On a top surface of the drift region 110, a LOCOS oxide film 114 is formed between the body region 109 and the drain region 113. On the top surface of the SOI layer 105, a gate oxide film 115 is formed between the source region 111 and the LOCOS oxide film 114. A gate electrode 116 is formed on the gate oxide film 115.
With this structure, a high positive voltage applied to the drain region 113 (drain voltage) can be apportioned between a depletion layer formed in the drift region 110 and the BOX layer 104 to increase the withstand voltage of the LDMOSFET.

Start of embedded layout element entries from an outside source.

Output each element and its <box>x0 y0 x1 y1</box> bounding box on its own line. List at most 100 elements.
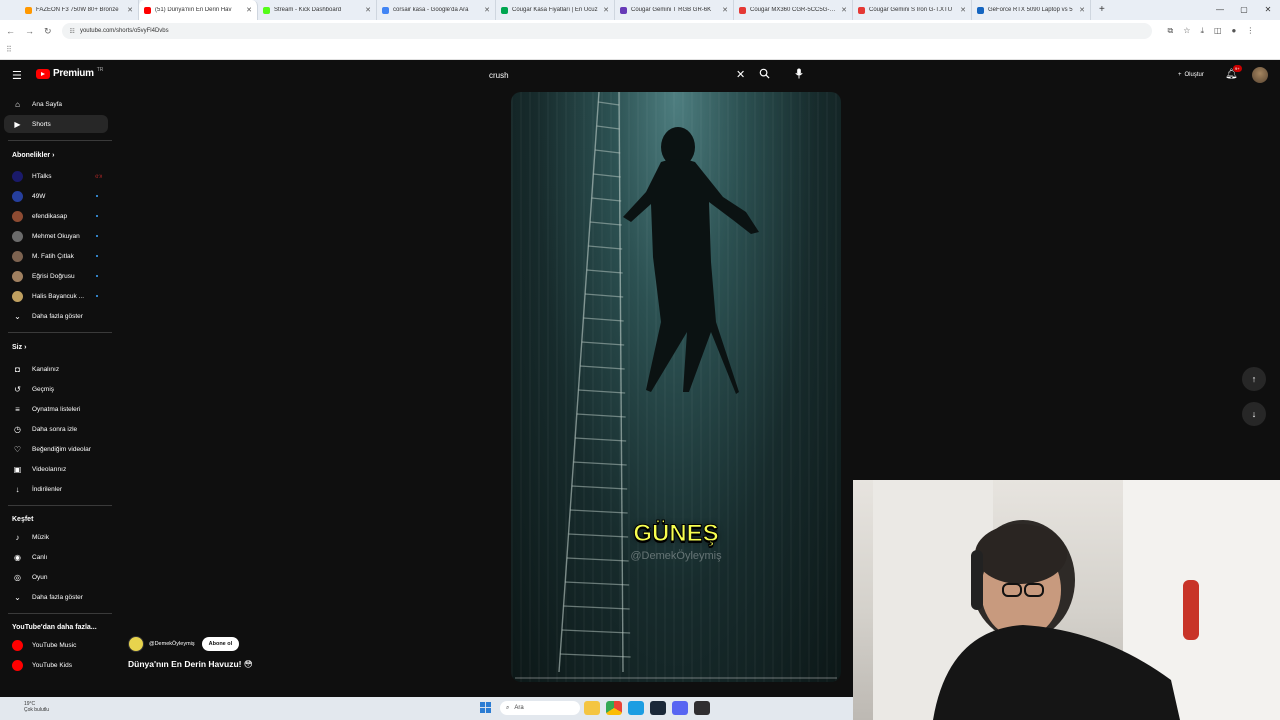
search-input[interactable]: crush ✕ <box>482 65 752 85</box>
more-from-youtube-heading[interactable]: YouTube'dan daha fazla... <box>12 624 97 631</box>
sidebar-item-you[interactable]: ◷ Daha sonra izle <box>4 420 108 438</box>
sidebar-item-home[interactable]: ⌂ Ana Sayfa <box>4 95 108 113</box>
address-bar[interactable]: ☷ youtube.com/shorts/o5vyFl4Dvbs <box>61 23 1152 39</box>
weather-widget[interactable]: 19°C Çok bulutlu <box>24 701 49 713</box>
sidebar-item-subscription[interactable]: Eğrisi Doğrusu <box>4 267 108 285</box>
show-more-explore[interactable]: ⌄ Daha fazla göster <box>4 588 108 606</box>
sidebar-item-explore[interactable]: ♪ Müzik <box>4 528 108 546</box>
channel-avatar <box>12 190 23 202</box>
sidebar-item-you[interactable]: ◘ Kanalınız <box>4 360 108 378</box>
reload-button[interactable]: ↻ <box>44 26 52 37</box>
shorts-icon: ▶ <box>14 119 21 129</box>
download-icon[interactable]: ⤓ <box>1200 26 1204 36</box>
sidebar-item-you[interactable]: ↓ İndirilenler <box>4 480 108 498</box>
explore-heading[interactable]: Keşfet <box>12 516 33 523</box>
file-explorer-icon[interactable] <box>584 701 600 715</box>
tab-close-icon[interactable]: ✕ <box>1079 6 1085 14</box>
ladder-rung <box>594 149 621 154</box>
microphone-icon[interactable] <box>794 68 804 81</box>
chrome-icon[interactable] <box>606 701 622 715</box>
previous-short-button[interactable]: ↑ <box>1242 367 1266 391</box>
sidebar-item-youtube-app[interactable]: YouTube Kids <box>4 656 108 674</box>
discord-icon[interactable] <box>672 701 688 715</box>
browser-toolbar: ← → ↻ ☷ youtube.com/shorts/o5vyFl4Dvbs ⧉… <box>0 20 1280 42</box>
next-short-button[interactable]: ↓ <box>1242 402 1266 426</box>
video-title[interactable]: Dünya'nın En Derin Havuzu! 😳 <box>128 659 253 670</box>
youtube-logo[interactable]: Premium TR <box>36 67 103 79</box>
obs-icon[interactable] <box>694 701 710 715</box>
site-info-icon[interactable]: ☷ <box>70 28 75 35</box>
sidebar-item-label: Ana Sayfa <box>32 100 62 108</box>
tab-title: Cougar Gemini T RGB GR-6K <box>631 7 712 13</box>
tab-close-icon[interactable]: ✕ <box>841 6 847 14</box>
clear-search-icon[interactable]: ✕ <box>736 68 745 81</box>
channel-avatar <box>12 170 23 182</box>
sidebar-item-subscription[interactable]: Halis Bayancuk ... <box>4 287 108 305</box>
browser-tab[interactable]: FAZEON F3 750W 80+ Bronze ✕ <box>20 0 139 20</box>
tab-close-icon[interactable]: ✕ <box>960 6 966 14</box>
sidebar-item-label: M. Fatih Çıtlak <box>32 252 74 260</box>
sidebar-item-subscription[interactable]: HTalks ((·)) <box>4 167 108 185</box>
browser-tab[interactable]: Cougar Kasa Fiyatları | En Ucuz ✕ <box>496 0 615 20</box>
browser-tab[interactable]: Cougar MX360 CGR-5CC5G-RG ✕ <box>734 0 853 20</box>
sidebar-item-subscription[interactable]: Mehmet Okuyan <box>4 227 108 245</box>
sidebar-item-label: Shorts <box>32 120 51 128</box>
subscribe-button[interactable]: Abone ol <box>201 637 240 651</box>
shorts-video-player[interactable]: GÜNEŞ @DemekÖyleymiş <box>511 92 841 682</box>
edge-icon[interactable] <box>628 701 644 715</box>
channel-handle[interactable]: @DemekÖyleymiş <box>149 641 195 647</box>
sidebar-item-you[interactable]: ▣ Videolarınız <box>4 460 108 478</box>
browser-tab[interactable]: corsair kasa - Google'da Ara ✕ <box>377 0 496 20</box>
apps-grid-icon[interactable]: ⠿ <box>6 45 12 54</box>
sidebar-item-shorts[interactable]: ▶ Shorts <box>4 115 108 133</box>
sidebar-item-subscription[interactable]: 49W <box>4 187 108 205</box>
tab-close-icon[interactable]: ✕ <box>603 6 609 14</box>
close-window-button[interactable]: ✕ <box>1256 0 1280 20</box>
tab-close-icon[interactable]: ✕ <box>246 6 252 14</box>
taskbar-search[interactable]: ⌕ Ara <box>500 701 580 715</box>
extensions-icon[interactable]: ◫ <box>1214 26 1222 36</box>
sidebar-item-subscription[interactable]: M. Fatih Çıtlak <box>4 247 108 265</box>
channel-avatar[interactable] <box>128 636 144 652</box>
tab-close-icon[interactable]: ✕ <box>127 6 133 14</box>
bookmark-star-icon[interactable]: ☆ <box>1183 26 1190 36</box>
show-more-subscriptions[interactable]: ⌄ Daha fazla göster <box>4 307 108 325</box>
ladder-rung <box>591 197 622 202</box>
forward-button[interactable]: → <box>25 26 34 36</box>
back-button[interactable]: ← <box>6 26 15 36</box>
new-tab-button[interactable]: + <box>1091 0 1113 20</box>
browser-tab[interactable]: Cougar Gemini T RGB GR-6K ✕ <box>615 0 734 20</box>
subscriptions-heading[interactable]: Abonelikler › <box>12 152 54 159</box>
create-button[interactable]: + Oluştur <box>1172 67 1210 83</box>
minimize-button[interactable]: — <box>1208 0 1232 20</box>
sidebar-item-you[interactable]: ↺ Geçmiş <box>4 380 108 398</box>
install-icon[interactable]: ⧉ <box>1168 26 1174 36</box>
menu-icon[interactable]: ☰ <box>12 69 22 82</box>
account-avatar[interactable] <box>1252 67 1268 83</box>
browser-tab[interactable]: GeForce RTX 5090 Laptop vs 5 ✕ <box>972 0 1091 20</box>
browser-menu-icon[interactable]: ⋮ <box>1246 26 1254 36</box>
profile-avatar[interactable]: ● <box>1232 26 1237 36</box>
sidebar-item-you[interactable]: ≡ Oynatma listeleri <box>4 400 108 418</box>
sidebar-item-you[interactable]: ♡ Beğendiğim videolar <box>4 440 108 458</box>
you-heading[interactable]: Siz › <box>12 344 26 351</box>
tab-close-icon[interactable]: ✕ <box>722 6 728 14</box>
sidebar-item-explore[interactable]: ◎ Oyun <box>4 568 108 586</box>
sidebar-item-label: Videolarınız <box>32 465 67 473</box>
windows-start-icon[interactable] <box>480 702 491 715</box>
sidebar-item-label: YouTube Kids <box>32 661 72 669</box>
browser-tab[interactable]: Stream - Kick Dashboard ✕ <box>258 0 377 20</box>
video-progress-bar[interactable] <box>515 677 837 679</box>
sidebar-item-subscription[interactable]: efendikasap <box>4 207 108 225</box>
sidebar-item-label: Müzik <box>32 533 49 541</box>
browser-tab[interactable]: Cougar Gemini S Iron G-T.XTU ✕ <box>853 0 972 20</box>
tab-close-icon[interactable]: ✕ <box>484 6 490 14</box>
sidebar-item-explore[interactable]: ◉ Canlı <box>4 548 108 566</box>
browser-tab[interactable]: (51) Dünya'nın En Derin Hav ✕ <box>139 0 258 20</box>
steam-icon[interactable] <box>650 701 666 715</box>
tab-close-icon[interactable]: ✕ <box>365 6 371 14</box>
search-icon[interactable] <box>759 68 770 82</box>
sidebar-item-youtube-app[interactable]: YouTube Music <box>4 636 108 654</box>
maximize-button[interactable]: ▢ <box>1232 0 1256 20</box>
gaming-icon: ◎ <box>14 572 21 582</box>
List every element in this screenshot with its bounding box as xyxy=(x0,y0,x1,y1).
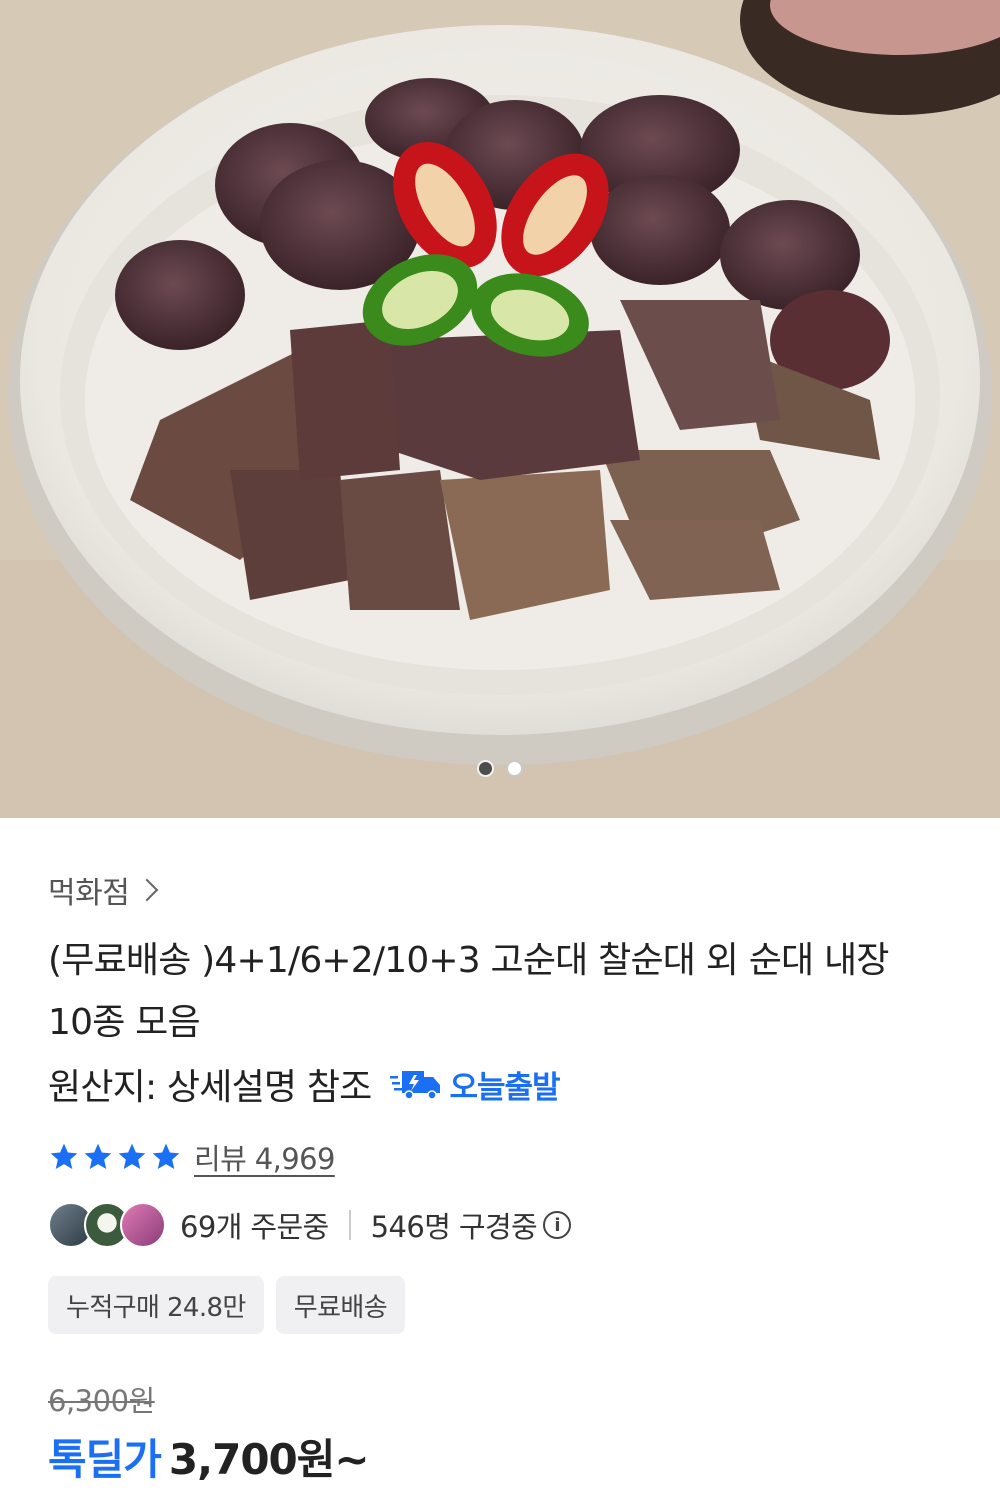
seller-name: 먹화점 xyxy=(48,876,130,911)
info-icon[interactable]: i xyxy=(543,1211,572,1239)
deal-label: 톡딜가 xyxy=(48,1435,162,1484)
viewing-count: 546명 구경중 xyxy=(370,1210,538,1244)
original-price: 6,300원 xyxy=(48,1384,155,1418)
deal-price: 3,700원~ xyxy=(168,1435,370,1484)
origin-row: 원산지: 상세설명 참조 오늘출발 xyxy=(48,1058,561,1110)
product-title: (무료배송 )4+1/6+2/10+3 고순대 찰순대 외 순대 내장 10종 … xyxy=(48,940,889,1043)
product-tags: 누적구매 24.8만 무료배송 xyxy=(48,1276,406,1334)
product-photo xyxy=(0,0,1000,818)
star-icon xyxy=(50,1143,78,1169)
rating-stars xyxy=(48,1141,182,1173)
gallery-dot-1[interactable] xyxy=(477,760,494,777)
product-image-gallery[interactable] xyxy=(0,0,1000,818)
star-icon xyxy=(152,1143,180,1169)
buyer-avatars xyxy=(48,1202,166,1248)
star-icon xyxy=(118,1143,146,1169)
deal-price-row: 톡딜가 3,700원~ xyxy=(48,1426,370,1487)
gallery-dot-2[interactable] xyxy=(506,760,523,777)
origin-text: 원산지: 상세설명 참조 xyxy=(48,1067,372,1108)
tag-cumulative-purchase: 누적구매 24.8만 xyxy=(48,1276,264,1334)
social-proof-row: 69개 주문중 546명 구경중 i xyxy=(48,1202,572,1248)
today-shipping-badge: 오늘출발 xyxy=(389,1062,561,1107)
today-shipping-label: 오늘출발 xyxy=(449,1069,561,1106)
gallery-pagination xyxy=(0,760,1000,777)
tag-free-shipping: 무료배송 xyxy=(275,1276,406,1334)
chevron-right-icon xyxy=(135,878,159,902)
star-icon xyxy=(84,1143,112,1169)
review-count-link[interactable]: 리뷰 4,969 xyxy=(194,1136,335,1178)
seller-link[interactable]: 먹화점 xyxy=(48,868,159,912)
rating-row[interactable]: 리뷰 4,969 xyxy=(48,1136,335,1178)
divider xyxy=(348,1210,351,1240)
ordering-count: 69개 주문중 xyxy=(180,1210,329,1244)
delivery-truck-icon xyxy=(389,1071,440,1100)
avatar xyxy=(120,1202,166,1248)
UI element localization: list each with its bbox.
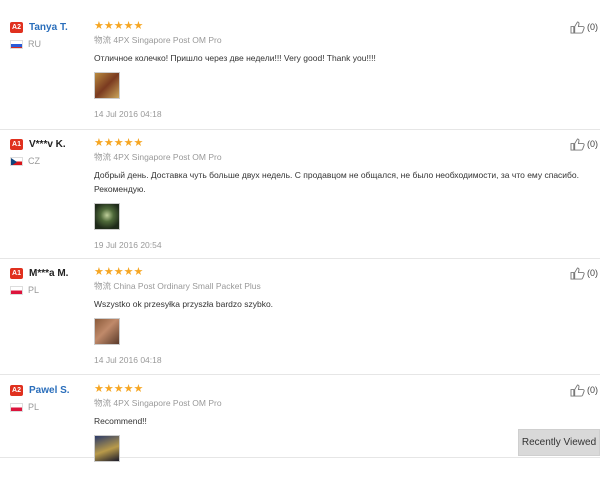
shipping-method: 物流 China Post Ordinary Small Packet Plus [94,281,261,291]
shipping-method: 物流 4PX Singapore Post OM Pro [94,398,222,408]
review-photo[interactable] [94,72,120,99]
reviewer-country: PL [28,285,40,295]
reviewer-country: RU [28,39,41,49]
helpful-count: (0) [587,22,598,32]
reviewer-country: CZ [28,156,40,166]
helpful-button[interactable]: (0) [570,20,598,34]
helpful-button[interactable]: (0) [570,266,598,280]
shipping-method: 物流 4PX Singapore Post OM Pro [94,152,222,162]
thumbs-up-icon [570,20,585,34]
review-photo[interactable] [94,318,120,345]
reviewer-info: A2 Pawel S. PL [10,383,90,413]
review-content: ★★★★★ 物流 4PX Singapore Post OM Pro Recom… [94,383,564,462]
star-rating: ★★★★★ [94,20,564,32]
stars-icon: ★★★★★ [94,19,144,32]
stars-icon: ★★★★★ [94,382,144,395]
review-date: 14 Jul 2016 04:18 [94,355,162,365]
helpful-button[interactable]: (0) [570,383,598,397]
review-text: Отличное колечко! Пришло через две недел… [94,53,376,63]
stars-icon: ★★★★★ [94,265,144,278]
review-item: A1 V***v K. CZ ★★★★★ 物流 4PX Singapore Po… [0,137,600,259]
reviewer-info: A1 M***a M. PL [10,266,90,296]
review-date: 14 Jul 2016 04:18 [94,109,162,119]
reviewer-name[interactable]: Pawel S. [29,385,70,396]
review-text: Добрый день. Доставка чуть больше двух н… [94,170,580,194]
buyer-level-badge: A2 [10,384,23,396]
helpful-count: (0) [587,268,598,278]
reviewer-name: V***v K. [29,138,66,150]
review-item: A2 Tanya T. RU ★★★★★ 物流 4PX Singapore Po… [0,20,600,130]
reviewer-info: A2 Tanya T. RU [10,20,90,50]
thumbs-up-icon [570,266,585,280]
thumbs-up-icon [570,137,585,151]
helpful-count: (0) [587,139,598,149]
shipping-method: 物流 4PX Singapore Post OM Pro [94,35,222,45]
star-rating: ★★★★★ [94,137,564,149]
buyer-level-badge: A1 [10,267,23,279]
flag-cz-icon [10,156,23,166]
review-photo[interactable] [94,203,120,230]
star-rating: ★★★★★ [94,383,564,395]
helpful-count: (0) [587,385,598,395]
buyer-level-badge: A2 [10,21,23,33]
stars-icon: ★★★★★ [94,136,144,149]
review-content: ★★★★★ 物流 China Post Ordinary Small Packe… [94,266,564,367]
reviewer-name: M***a M. [29,267,69,279]
reviewer-info: A1 V***v K. CZ [10,137,90,167]
star-rating: ★★★★★ [94,266,564,278]
review-photo[interactable] [94,435,120,462]
review-item: A2 Pawel S. PL ★★★★★ 物流 4PX Singapore Po… [0,383,600,462]
review-item: A1 M***a M. PL ★★★★★ 物流 China Post Ordin… [0,266,600,375]
flag-ru-icon [10,39,23,49]
review-content: ★★★★★ 物流 4PX Singapore Post OM Pro Отлич… [94,20,564,121]
review-text: Wszystko ok przesyłka przyszła bardzo sz… [94,299,274,309]
reviewer-country: PL [28,402,40,412]
buyer-level-badge: A1 [10,138,23,150]
reviewer-name[interactable]: Tanya T. [29,22,68,33]
review-date: 19 Jul 2016 20:54 [94,240,162,250]
review-text: Recommend!! [94,416,147,426]
review-content: ★★★★★ 物流 4PX Singapore Post OM Pro Добры… [94,137,579,252]
recently-viewed-button[interactable]: Recently Viewed [518,429,600,456]
helpful-button[interactable]: (0) [570,137,598,151]
flag-pl-icon [10,285,23,295]
flag-pl-icon [10,402,23,412]
thumbs-up-icon [570,383,585,397]
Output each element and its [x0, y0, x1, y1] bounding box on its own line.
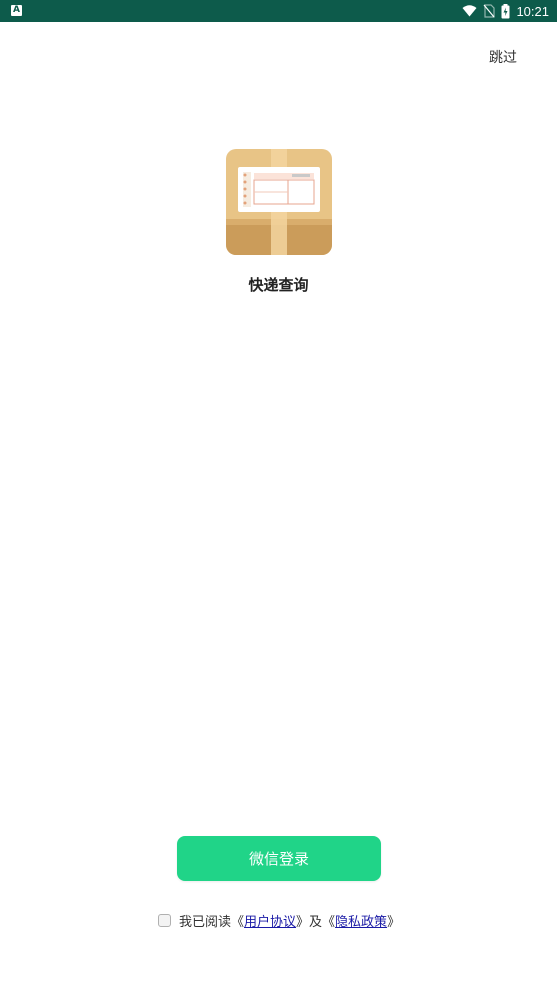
privacy-policy-link[interactable]: 隐私政策	[335, 911, 387, 930]
no-sim-icon	[483, 4, 496, 18]
battery-charging-icon	[501, 3, 510, 18]
status-right-group: 10:21	[462, 0, 549, 22]
wechat-login-button[interactable]: 微信登录	[177, 836, 381, 881]
status-bar: A 10:21	[0, 0, 557, 22]
wifi-icon	[462, 5, 477, 17]
agreement-checkbox[interactable]	[158, 913, 171, 927]
skip-button[interactable]: 跳过	[489, 47, 517, 67]
accessibility-notification-icon: A	[11, 5, 22, 16]
user-agreement-link[interactable]: 用户协议	[244, 911, 296, 930]
agreement-prefix: 我已阅读《	[179, 914, 245, 930]
agreement-middle: 》及《	[296, 914, 336, 930]
app-name: 快递查询	[248, 276, 309, 294]
status-time: 10:21	[516, 3, 549, 19]
package-box-icon	[226, 149, 332, 255]
agreement-suffix: 》	[387, 914, 401, 930]
app-logo	[226, 149, 332, 255]
agreement-row: 我已阅读《 用户协议 》及《 隐私政策》	[158, 911, 401, 930]
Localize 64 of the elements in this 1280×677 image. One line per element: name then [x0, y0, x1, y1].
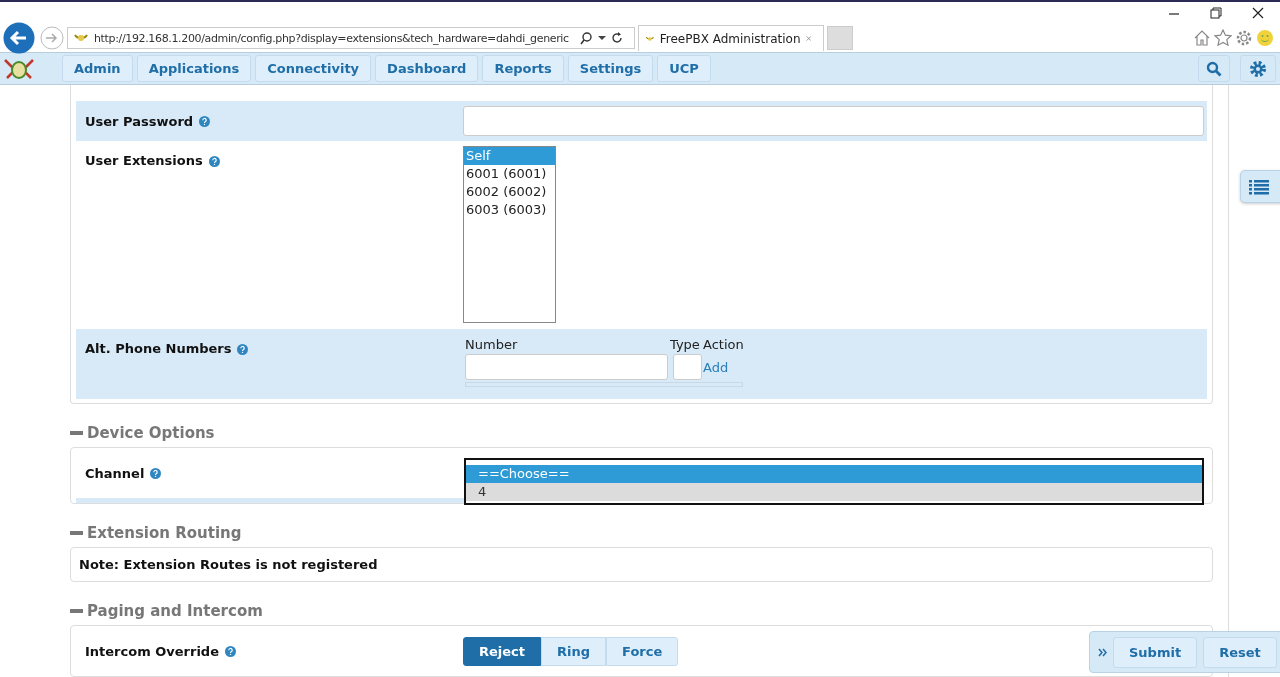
- star-icon[interactable]: [1214, 29, 1232, 47]
- browser-tab[interactable]: FreePBX Administration: [638, 25, 824, 51]
- help-icon[interactable]: [225, 645, 236, 657]
- list-option[interactable]: 6002 (6002): [464, 183, 555, 201]
- section-title[interactable]: Extension Routing: [87, 524, 242, 543]
- toggle-option-button[interactable]: Reject: [463, 636, 542, 666]
- close-icon[interactable]: [1252, 7, 1264, 19]
- collapse-icon[interactable]: [70, 531, 83, 536]
- list-icon[interactable]: [1249, 178, 1269, 195]
- list-option[interactable]: Self: [464, 147, 555, 165]
- search-button[interactable]: [1198, 55, 1230, 82]
- field-label: User Extensions: [85, 153, 203, 168]
- help-icon[interactable]: [237, 344, 249, 355]
- url-text: http://192.168.1.200/admin/config.php?display=extensions&tech_hardware=dahdi_generic: [94, 31, 570, 45]
- settings-button[interactable]: [1240, 55, 1276, 82]
- nav-menu-button[interactable]: Settings: [567, 55, 654, 82]
- extensions-listbox[interactable]: Self 6001 (6001) 6002 (6002) 6003 (6003): [463, 146, 556, 323]
- nav-menu-button[interactable]: Dashboard: [375, 55, 479, 82]
- toggle-option-button[interactable]: Ring: [541, 636, 607, 666]
- address-bar[interactable]: http://192.168.1.200/admin/config.php?display=extensions&tech_hardware=dahdi_generic: [67, 27, 635, 49]
- form-action-button[interactable]: Reset: [1203, 636, 1277, 668]
- settings-icon[interactable]: [1249, 59, 1267, 78]
- nav-menu-button[interactable]: Reports: [482, 55, 564, 82]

To further increase the withstand voltage of the LDMOSFET, an impurity concentration of the drift region 110 can be further decreased. However, if the impurity concentration of the drift region 110 is decreased, the depletion layer extends greatly toward the drain region 113 (a width in a depth direction of the depletion layer increases) and a depletion layer capacitance decreases. Because the drain voltage apportioned to the BOX layer 104 consequently decreases, the SOI layer 105 (drift region 110) must be made large in layer thickness to maintain the withstand voltage. For example, in a case where the layer thickness of the BOX layer 104 is 1.5 μm and the N-type impurity concentration of the drift region 110 is 3.5×1014/cm3, the SOI layer 105 must be made no less than 40 μm in thickness to obtain a withstand voltage of 600V. When the layer thickness of the SOI layer 105 is large, it is difficult to form the deep trench 106 and the semiconductor device takes trouble and time to manufacture.
The layer thickness of the BOX layer 104 may be increased to increase the drain voltage apportioned to the BOX layer 104, suppress the spread of the depletion layer in the drift region 110, and thereby avoid increasing the layer thickness of the SOI layer 105. However, a thick film SOI substrate 102 having a BOX layer 104 with a layer thickness of no less than 4 μm cannot be manufactured by current arts. Thus, even when the layer thickness of the BOX layer 104 is set to 4 μm to obtain a withstand voltage of 600V when the N-type impurity concentration of the drift region 110 is 3.5×1014/cm3, the SOI layer 105 cannot be made 40 μm or less in layer thickness.